Dün de 37 km bisiklet sürdük 20 kişi. Şu an tuber ischiadicum’lar –ki bu oturduğunuzda yerle temas eden kemik bölümleri oluyor- sızlıyor hafif hafif ama olsun. Kalbin Senin Ellerinde! Projesinin Dokuz Eylül’deki etkinlikler silsilesinin ilk basamağıydı bu. Tabi, İzmir’deki yapılacaklar listesinde silinen maddeler arasına da girmiş oldu bisikletle Küçükyalı’dan Konak’a, Konak’tan vapurla Bostanlı’ya, Bostanlı’dan da Sasalı Doğal Yaşam Parkı’na gitmek…

Dün aynı zamanda Hıdrellez-miş. Hemen güllerimizi aldık tabi, eksik kalır mıyız? Gerçi çok yorgun olduğum için daha tam dileklerimi yazamadım güllere. Gülleri de ne toprağa gömebildim ne de denize bırakabildim ama sahildeki kalabalık heyecanlandırdı beni de. Güllerimi de paylaştım hem yurttaki görevli ablalarla, benimkiyse hâlâ masada duruyor, bakalım bugün yarın ilgileneceğim kendisiyle. Bir de yurtta kalıyor olmanın en güzel yanının, İzmirli hayırseverlerin yurda yakın yerlerde döktürdükleri lokmalardan bizim de nasiplenmemiz olduğunu bir kez daha fark ettim.

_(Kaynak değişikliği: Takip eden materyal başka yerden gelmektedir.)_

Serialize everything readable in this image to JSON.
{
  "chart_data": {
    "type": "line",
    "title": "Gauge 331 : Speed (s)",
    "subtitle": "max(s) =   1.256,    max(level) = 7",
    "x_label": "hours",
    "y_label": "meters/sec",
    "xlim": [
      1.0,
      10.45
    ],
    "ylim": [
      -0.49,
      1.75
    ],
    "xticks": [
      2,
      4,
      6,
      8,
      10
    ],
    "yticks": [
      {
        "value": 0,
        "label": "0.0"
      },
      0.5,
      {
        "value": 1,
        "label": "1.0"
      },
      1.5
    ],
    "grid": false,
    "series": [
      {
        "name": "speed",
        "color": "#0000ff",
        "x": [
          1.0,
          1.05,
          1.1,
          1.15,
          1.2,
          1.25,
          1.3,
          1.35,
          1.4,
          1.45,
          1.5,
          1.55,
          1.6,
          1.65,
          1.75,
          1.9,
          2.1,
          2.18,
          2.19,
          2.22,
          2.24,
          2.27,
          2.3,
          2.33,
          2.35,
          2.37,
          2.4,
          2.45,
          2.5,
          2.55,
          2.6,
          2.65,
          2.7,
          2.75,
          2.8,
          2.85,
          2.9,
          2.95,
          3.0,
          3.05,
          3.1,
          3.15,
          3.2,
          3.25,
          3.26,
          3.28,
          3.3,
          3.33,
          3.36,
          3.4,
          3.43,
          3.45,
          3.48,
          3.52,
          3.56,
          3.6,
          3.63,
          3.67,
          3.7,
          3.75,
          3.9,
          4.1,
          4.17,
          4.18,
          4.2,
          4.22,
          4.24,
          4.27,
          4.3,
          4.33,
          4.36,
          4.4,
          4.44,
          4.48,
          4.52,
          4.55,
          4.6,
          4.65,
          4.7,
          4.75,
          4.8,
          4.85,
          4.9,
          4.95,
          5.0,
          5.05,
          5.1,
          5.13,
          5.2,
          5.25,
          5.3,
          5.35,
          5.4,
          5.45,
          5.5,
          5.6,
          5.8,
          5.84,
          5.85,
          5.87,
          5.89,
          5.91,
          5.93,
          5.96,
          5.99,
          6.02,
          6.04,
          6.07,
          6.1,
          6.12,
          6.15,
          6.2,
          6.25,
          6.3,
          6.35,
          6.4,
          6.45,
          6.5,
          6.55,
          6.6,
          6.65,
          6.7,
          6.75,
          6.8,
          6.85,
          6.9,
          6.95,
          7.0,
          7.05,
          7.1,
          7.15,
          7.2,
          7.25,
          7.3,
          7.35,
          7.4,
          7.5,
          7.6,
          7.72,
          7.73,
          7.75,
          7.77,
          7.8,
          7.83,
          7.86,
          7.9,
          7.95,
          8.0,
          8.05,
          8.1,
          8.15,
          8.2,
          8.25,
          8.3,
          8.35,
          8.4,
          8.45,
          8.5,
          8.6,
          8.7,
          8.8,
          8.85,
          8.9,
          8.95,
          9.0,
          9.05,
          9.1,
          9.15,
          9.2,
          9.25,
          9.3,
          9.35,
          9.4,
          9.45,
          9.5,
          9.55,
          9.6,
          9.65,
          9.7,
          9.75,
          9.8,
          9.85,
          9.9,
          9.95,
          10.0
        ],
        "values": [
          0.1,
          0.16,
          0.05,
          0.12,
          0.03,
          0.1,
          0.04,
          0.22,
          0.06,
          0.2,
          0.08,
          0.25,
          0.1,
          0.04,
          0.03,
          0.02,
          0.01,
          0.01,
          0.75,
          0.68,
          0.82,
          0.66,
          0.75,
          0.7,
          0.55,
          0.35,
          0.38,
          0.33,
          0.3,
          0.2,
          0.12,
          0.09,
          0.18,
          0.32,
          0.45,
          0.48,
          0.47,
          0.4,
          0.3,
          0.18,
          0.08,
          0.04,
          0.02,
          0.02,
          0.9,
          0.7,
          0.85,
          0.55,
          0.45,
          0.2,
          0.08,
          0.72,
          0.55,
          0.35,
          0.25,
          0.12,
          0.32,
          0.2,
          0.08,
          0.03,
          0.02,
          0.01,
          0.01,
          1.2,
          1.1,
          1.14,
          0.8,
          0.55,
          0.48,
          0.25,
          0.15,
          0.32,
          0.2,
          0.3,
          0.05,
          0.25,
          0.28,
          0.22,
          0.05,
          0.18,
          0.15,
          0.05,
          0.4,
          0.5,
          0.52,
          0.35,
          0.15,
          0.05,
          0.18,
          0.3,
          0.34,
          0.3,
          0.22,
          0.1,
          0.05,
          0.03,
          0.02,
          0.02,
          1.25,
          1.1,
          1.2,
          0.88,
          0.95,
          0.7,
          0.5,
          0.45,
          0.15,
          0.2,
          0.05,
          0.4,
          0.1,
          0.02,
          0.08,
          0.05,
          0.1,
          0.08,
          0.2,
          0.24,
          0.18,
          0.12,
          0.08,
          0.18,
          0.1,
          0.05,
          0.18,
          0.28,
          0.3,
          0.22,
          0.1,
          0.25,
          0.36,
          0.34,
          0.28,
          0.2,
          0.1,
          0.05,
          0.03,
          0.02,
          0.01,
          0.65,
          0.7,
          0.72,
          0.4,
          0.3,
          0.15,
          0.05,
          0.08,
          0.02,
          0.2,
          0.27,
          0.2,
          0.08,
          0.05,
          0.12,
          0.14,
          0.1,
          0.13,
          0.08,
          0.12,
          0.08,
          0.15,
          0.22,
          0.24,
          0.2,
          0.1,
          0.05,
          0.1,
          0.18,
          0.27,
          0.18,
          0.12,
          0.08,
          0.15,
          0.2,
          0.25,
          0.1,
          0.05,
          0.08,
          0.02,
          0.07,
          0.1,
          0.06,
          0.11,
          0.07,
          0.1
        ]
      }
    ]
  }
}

Bu kadar uzun blog yazısı olmaz aslında ya son bir şey daha eklemeden bitirmeyeyim, Tıp Öğrencileri Birliği’nin (TurkMSIC) Doğu Anadolu Sağlık Turnesi’ne seçilmişim. Perşembe günü İzmir’den kalkacak uçağım beni Diyarbakır semalarına doğru sürükleyecek. Seneler önce Gaziantep’le başlayan Doğu serüvenim Diyarbakır, Mardin ve Hasankeyf’le sürecek. Gaziantep’te bayılarak gezdiğim bu bölgeye bu sefer beyaz önlüğümle gidecek olmak çok heyecanlandırıyor beni. İzlenimlerimi de paylaşırım artık.

Şimdi de hazırlanıp Alsancak’a gitme vakti… Bugün Boyoz Festivali var İzmir’de, umarım boyoz-yumurta-çay üçlüsünden bize de kalır. Çok acıktım.